It’s stupidly early in the season to be playing Test cricket. Heck, the domestic season has only just kicked off, and even the Haddocks have only had one game in the Cardiff Midweek League – played 1, won 1.
There have been seasons where England have played seven Tests before, but the unrelenting rise on one-day cricket means that we have some really stupid international fixture scheduling.
After this week and next, there’s a seven week gap to the big game – the first test against Australia in Cardiff on Wednesday 8 July; June is given over to the 20/20 World Cup. The final one-day game with Australia is on 20 September.
Whatever happened to Tests always starting on a Thursday? And there always being a week off between games. All that’s gone out of the window, and as a result people get out of the routine of following cricket.
A bunch of players in the England and West Indies teams have just this week returned from the Indian Premier League in South Africa, hardly the best preparation for a Test series. OK, I know I’m starting to sound like Sir Geoff boycott on this, but he’s right.

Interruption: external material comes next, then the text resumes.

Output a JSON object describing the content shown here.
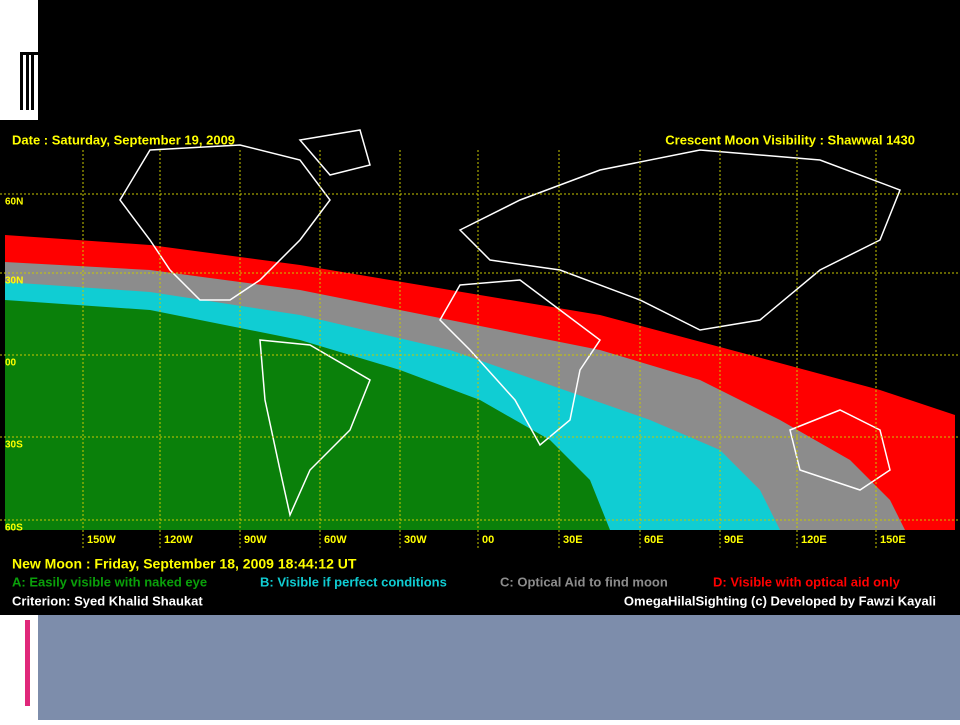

It’s the same with domestic cricket. It used to be Sunday league, 4 day games around those (Thurs, Fri, Sat & Mon), and Benson & Hedges/Gillette knockout cups in midweek. For the past month there have been games going on in a multitude of competitions at the same time. But now the next round of county championship games is over a month away. Players don’t know if its whites or pyjamas, and fans can’t be bothered; witness the half empty stands on days 1 and 2 of the first Test.
I should say that the new coach has done a good job in shaking up the England team and getting some new blood in. Swann, Onions (am I the only one who thinks he bowls like Alan Denning?) and Bopara have all done well so far.